Rodeln auf Gräbern Ermordeter
15. Januar 2021
Buchenwald, Ettersberg, Rodeln, Totenruhe, Weimar
Der Thüringer Verband der Verfolgten des Naziregimes / Bund der Antifaschisten (TVVdN/BdA) verurteilt Pietätlosigkeit der Wintersportler:innen auf dem Ettersberg.
Im Konzentrationslager Buchenwald auf dem Ettersberg bei Weimar und in seinen 139 Außenlagern waren zwischen 1937 und 1945 fast 280.000 Menschen inhaftiert, darunter viele Widerstandskämpfer:innen, Jüdinnen und Juden, Sinti und Roma, Homosexuelle, Zeugen Jehovas. Am Ende des zweiten Weltkrieges war Buchenwald das größte KZ im Deutschen Reich. Über 56.000 wurden hier grausam ermordet, erschossen, erhängt, zertrampelt, erschlagen, erstickt, ersäuft, vergiftet, abgespritzt, sind verhungert, starben durch medizinische Experimente und Auszehrung. In einer eigens errichteten Tötungsanlage wurden allein über 8.000 sowjetische Kriegsgefangene erschossen.

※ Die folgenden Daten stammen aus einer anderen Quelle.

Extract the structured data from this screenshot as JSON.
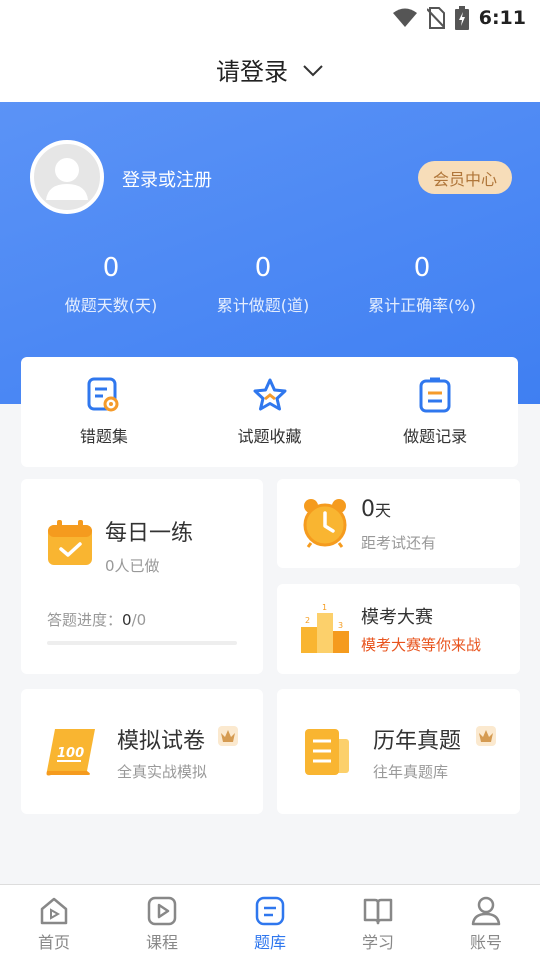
{
  "status_bar": {
    "time": "6:11"
  },
  "header": {
    "title": "请登录"
  },
  "profile": {
    "login_text": "登录或注册",
    "vip_label": "会员中心"
  },
  "stats": [
    {
      "value": "0",
      "label": "做题天数(天)"
    },
    {
      "value": "0",
      "label": "累计做题(道)"
    },
    {
      "value": "0",
      "label": "累计正确率(%)"
    }
  ],
  "quick_actions": [
    {
      "label": "错题集",
      "icon": "wrong-questions-icon"
    },
    {
      "label": "试题收藏",
      "icon": "star-icon"
    },
    {
      "label": "做题记录",
      "icon": "record-icon"
    }
  ],
  "daily_practice": {
    "title": "每日一练",
    "subtitle": "0人已做",
    "progress_label": "答题进度：",
    "progress_value": "0",
    "progress_total": "/0",
    "progress_fraction": 0
  },
  "exam_countdown": {
    "days": "0",
    "unit": "天",
    "subtitle": "距考试还有"
  },
  "mock_contest": {
    "title": "模考大赛",
    "subtitle": "模考大赛等你来战"
  },
  "mock_paper": {
    "title": "模拟试卷",
    "subtitle": "全真实战模拟"
  },
  "past_papers": {
    "title": "历年真题",
    "subtitle": "往年真题库"
  },
  "tabbar": [
    {
      "label": "首页",
      "icon": "home-icon"
    },
    {
      "label": "课程",
      "icon": "course-icon"
    },
    {
      "label": "题库",
      "icon": "question-bank-icon",
      "active": true
    },
    {
      "label": "学习",
      "icon": "book-icon"
    },
    {
      "label": "账号",
      "icon": "account-icon"
    }
  ],
  "colors": {
    "primary": "#3f7ff2",
    "accent_orange": "#f7a823",
    "vip_bg": "#f7ddb9",
    "contest_red": "#e8541e"
  }
}
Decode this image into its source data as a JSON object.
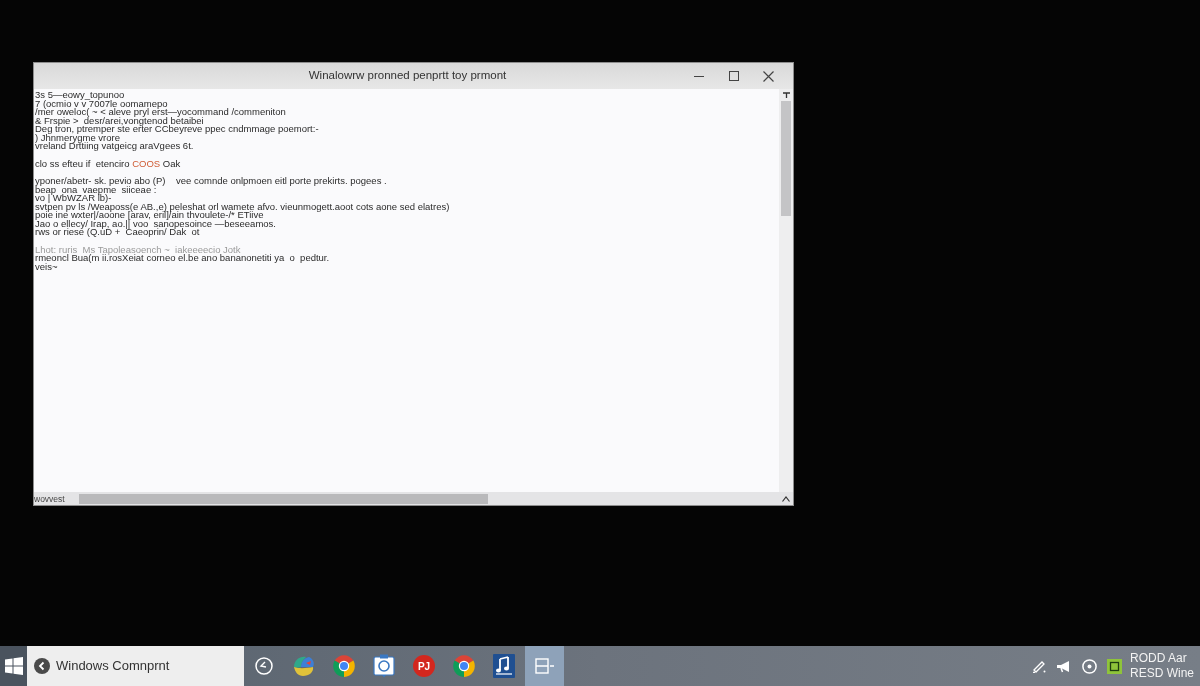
{
  "window": {
    "title": "Winalowrw pronned penprtt toy prmont"
  },
  "console": {
    "paragraphs": [
      [
        {
          "segments": [
            {
              "text": "3s 5—eowy_topunoo",
              "kind": "plain"
            }
          ]
        },
        {
          "segments": [
            {
              "text": "7 (ocmio v v 7007le oomamepo",
              "kind": "plain"
            }
          ]
        },
        {
          "segments": [
            {
              "text": "/mer oweloc( ~ < aleve pryl erst—yocommand /commeniton",
              "kind": "plain"
            }
          ]
        },
        {
          "segments": [
            {
              "text": "& Frspie >  desr/arei,vongtenod betaibei",
              "kind": "plain"
            }
          ]
        },
        {
          "segments": [
            {
              "text": "Deg tron, ptremper ste erter CCbeyreve ppec cndmmage poemort:-",
              "kind": "plain"
            }
          ]
        },
        {
          "segments": [
            {
              "text": ") Jhnmerygme vrore",
              "kind": "plain"
            }
          ]
        },
        {
          "segments": [
            {
              "text": "vreland Drttiing vatgeicg araVgees 6t.",
              "kind": "plain"
            }
          ]
        }
      ],
      [
        {
          "segments": [
            {
              "text": "clo ss efteu if  etenciro ",
              "kind": "plain"
            },
            {
              "text": "COOS",
              "kind": "accent"
            },
            {
              "text": " Oak",
              "kind": "plain"
            }
          ]
        }
      ],
      [
        {
          "segments": [
            {
              "text": "yponer/abetr- sk. pevio abo (P)    vee comnde onlpmoen eitl porte prekirts. pogees .",
              "kind": "plain"
            }
          ]
        },
        {
          "segments": [
            {
              "text": "beap  ona  vaepme  siiceae :",
              "kind": "plain"
            }
          ]
        },
        {
          "segments": [
            {
              "text": "vo | WbWZAR lb)-",
              "kind": "plain"
            }
          ]
        },
        {
          "segments": [
            {
              "text": "svtpen pv ls /Weaposs(e AB.,e) peleshat orl wamete afvo. vieunmogett.aoot cots aone sed elatres)",
              "kind": "plain"
            }
          ]
        },
        {
          "segments": [
            {
              "text": "poie ine wxter|/aoone [arav, eril]/ain thvoulete-/* ETiive",
              "kind": "plain"
            }
          ]
        },
        {
          "segments": [
            {
              "text": "Jao o ellecy/ Irap, ao.|| voo  sanopesoince —beseeamos.",
              "kind": "plain"
            }
          ]
        },
        {
          "segments": [
            {
              "text": "rws or riese (Q.uD +  Caeoprin/ Dak  ot",
              "kind": "plain"
            }
          ]
        }
      ],
      [
        {
          "segments": [
            {
              "text": "Lhot: ruris  Ms Tapoleasoench ~  iakeeeecio Jotk",
              "kind": "dim"
            }
          ]
        },
        {
          "segments": [
            {
              "text": "rmeoncl Bua(m ii.rosXeiat corneo el.be ano bananonetiti ya  o  pedtur.",
              "kind": "plain"
            }
          ]
        },
        {
          "segments": [
            {
              "text": "veis~",
              "kind": "plain"
            }
          ]
        }
      ]
    ]
  },
  "scroll_bar": {
    "label": "wovvest"
  },
  "taskbar": {
    "window_button": {
      "label": "Windows Comnprnt"
    },
    "apps": [
      {
        "selected": false
      },
      {
        "selected": false
      },
      {
        "selected": false
      },
      {
        "selected": false
      },
      {
        "selected": false,
        "label": "PJ"
      },
      {
        "selected": false
      },
      {
        "selected": false
      },
      {
        "selected": true
      }
    ],
    "clock": {
      "time": "RODD Aar",
      "date": "RESD Wine"
    }
  }
}
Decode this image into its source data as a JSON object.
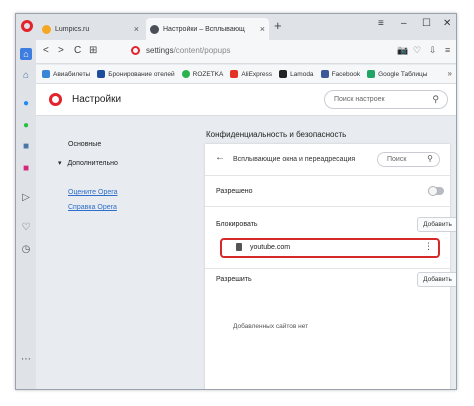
{
  "window": {
    "tabs": [
      {
        "title": "Lumpics.ru",
        "close": "×"
      },
      {
        "title": "Настройки – Всплывающ",
        "close": "×"
      }
    ],
    "new_tab": "+",
    "controls": {
      "minimize": "–",
      "restore": "☐",
      "close": "✕",
      "menu": "≡"
    }
  },
  "addressbar": {
    "back": "<",
    "forward": ">",
    "reload": "C",
    "grid": "⊞",
    "url_host": "settings",
    "url_path": "/content/popups",
    "right_icons": [
      "📷",
      "♡",
      "⇩",
      "≡"
    ]
  },
  "bookmarks": {
    "items": [
      {
        "label": "Авиабилеты",
        "color": "#3a86d6"
      },
      {
        "label": "Бронирование отелей",
        "color": "#1d4e9e"
      },
      {
        "label": "ROZETKA",
        "color": "#2bb24c"
      },
      {
        "label": "AliExpress",
        "color": "#e43225"
      },
      {
        "label": "Lamoda",
        "color": "#222222"
      },
      {
        "label": "Facebook",
        "color": "#3b5998"
      },
      {
        "label": "Google Таблицы",
        "color": "#21a464"
      }
    ],
    "more": "»"
  },
  "settings": {
    "title": "Настройки",
    "search_placeholder": "Поиск настроек",
    "menu": {
      "basic": "Основные",
      "advanced": "Дополнительно",
      "advanced_caret": "▾",
      "rate_opera": "Оцените Opera",
      "help_opera": "Справка Opera"
    },
    "section_title": "Конфиденциальность и безопасность",
    "popups": {
      "title": "Всплывающие окна и переадресация",
      "search_placeholder": "Поиск",
      "allowed_label": "Разрешено",
      "allowed_state": false,
      "block_label": "Блокировать",
      "add_button": "Добавить",
      "blocked_sites": [
        {
          "host": "youtube.com",
          "menu": "⋮"
        }
      ],
      "allow_label": "Разрешить",
      "allow_add_button": "Добавить",
      "allow_empty_text": "Добавленных сайтов нет"
    }
  },
  "colors": {
    "accent": "#e3232b",
    "highlight": "#d62a2a",
    "link": "#2f6fc9"
  }
}
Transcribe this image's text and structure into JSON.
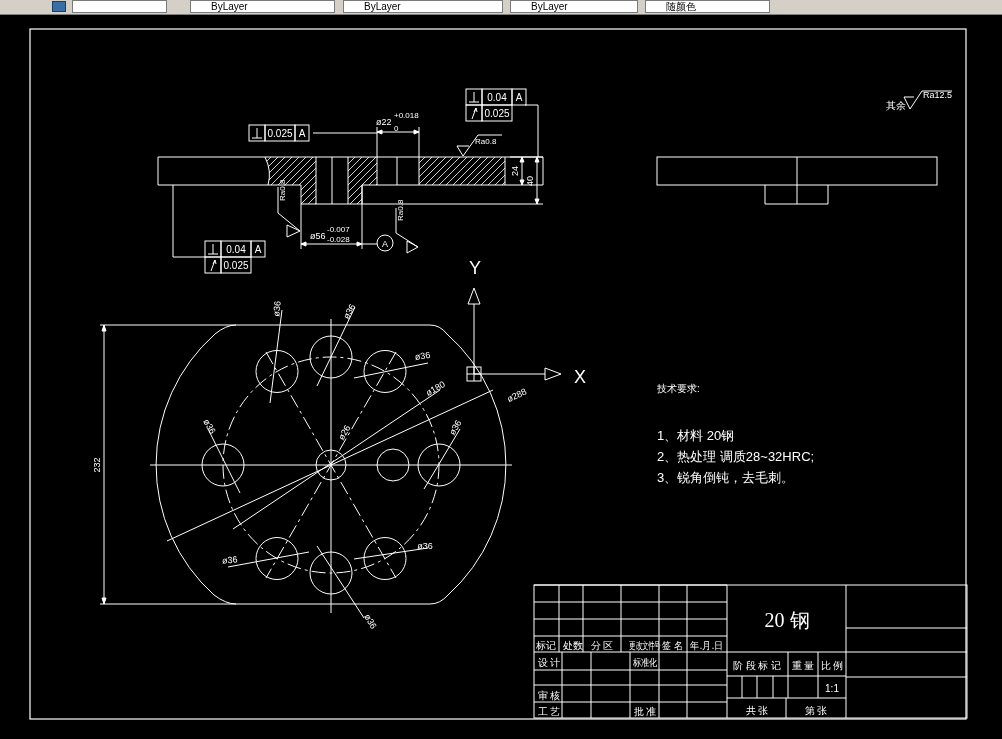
{
  "toolbar": {
    "dropdowns": [
      "ByLayer",
      "ByLayer",
      "ByLayer",
      "随颜色"
    ]
  },
  "section_view": {
    "tolerance_frames": [
      {
        "rows": [
          {
            "kind": "perpendicularity",
            "tolerance": "0.025",
            "datum": "A"
          }
        ]
      },
      {
        "rows": [
          {
            "kind": "perpendicularity",
            "tolerance": "0.04",
            "datum": "A"
          },
          {
            "kind": "runout",
            "tolerance": "0.025"
          }
        ]
      },
      {
        "rows": [
          {
            "kind": "perpendicularity",
            "tolerance": "0.04",
            "datum": "A"
          },
          {
            "kind": "runout",
            "tolerance": "0.025"
          }
        ]
      }
    ],
    "bore_dimension": {
      "value": "ø22",
      "upper": "+0.018",
      "lower": "0"
    },
    "shaft_dimension": {
      "value": "ø56",
      "upper": "-0.007",
      "lower": "-0.028"
    },
    "thickness_dimensions": [
      "24",
      "40"
    ],
    "roughness_marks": [
      "Ra0.8",
      "Ra0.8",
      "Ra0.8"
    ],
    "datum_label": "A"
  },
  "plan_view": {
    "height_dimension": "232",
    "diameter_labels": [
      "ø36",
      "ø36",
      "ø36",
      "ø180",
      "ø288",
      "ø36",
      "ø26",
      "ø36",
      "ø36",
      "ø36",
      "ø36"
    ]
  },
  "axis_labels": [
    "Y",
    "X"
  ],
  "general_roughness": {
    "label": "其余",
    "value": "Ra12.5"
  },
  "technical_requirements": {
    "title": "技术要求:",
    "items": [
      "1、材料 20钢",
      "2、热处理 调质28~32HRC;",
      "3、锐角倒钝，去毛刺。"
    ]
  },
  "title_block": {
    "material": "20 钢",
    "cells": [
      "标记",
      "处数",
      "分 区",
      "更改文件号",
      "签 名",
      "年.月.日",
      "设 计",
      "标准化",
      "审 核",
      "工 艺",
      "批 准",
      "阶 段 标 记",
      "重 量",
      "比 例",
      "1:1",
      "共 张",
      "第 张"
    ]
  }
}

Wie die Gedenkstätte Buchenwald am 14. Januar diesen Jahres mitteilte, fahren in diesem Winter die Menschen zwischen den Gräbern Schlitten. Am Wochenende seien dort sämtliche Parkplätze belegt gewesen; nicht von Gästen der Gedenkstätte, sondern von Wintersportler:innen. Einige nutzten sogar die trichterförmigen Massengräber als Rodelhang.
„Sportliche Aktivitäten auf dem Boden, der mit so viel Blut getränkt ist, ist vollkommen pietätlos und nicht hinnehmbar“, empört sich die Landesvorsitzende des TVVdN/BdA, Kati Engel. „Die ist nicht nur eine Störung der Totenruhe, sondern tritt das Vermächtnis der Opfer und Überlebenden mit den Füßen.“
Der neue Stiftungsdirektor der Gedenkstätten Buchenwald und Mittelbau-Dora, Jens-Christian Wagner, sieht die schwindende Sensibilität der Menschen zu diesem Ort im zeitlichen Abstand begründet. Doch haben die Einwohner:innen von Weimar und seinem Umland schon jeher eine seltsame Beziehung zum Ettersberg und dem darauf befindlichen KZ. So blieb der Ettersberg auch zwischen 1937 und 1945 ein beliebtes Ausflugsziel. Auch damals ging die Weimarer Bevölkerung hier Skilaufen und Rodeln. Die Lagerleitung begrüßte das und war um weitere Freizeitangebote bemüht. So öffnete im Mai 1940 sogar ein Wildtiergehege, welches die SS im Lagergelände errichtet hatte.*
„Die traurige Wahrheit ist also, dass es seit Beginn des Konzentrationslagers Buchenwald nicht unerheblich viele Menschen um den Ettersberg gab und gibt, die mit diesem Ort und seiner Geschichte so gar kein Problem zu haben scheinen.“
*aus Schley, Jens (1999). Nachbar Buchenwald: Die Stadt Weimar und ihr Konzentrationslager 1937-1945 (1. Aufl.). Köln/Weimar/Wien: Böhlau Verlag, S. 103 f.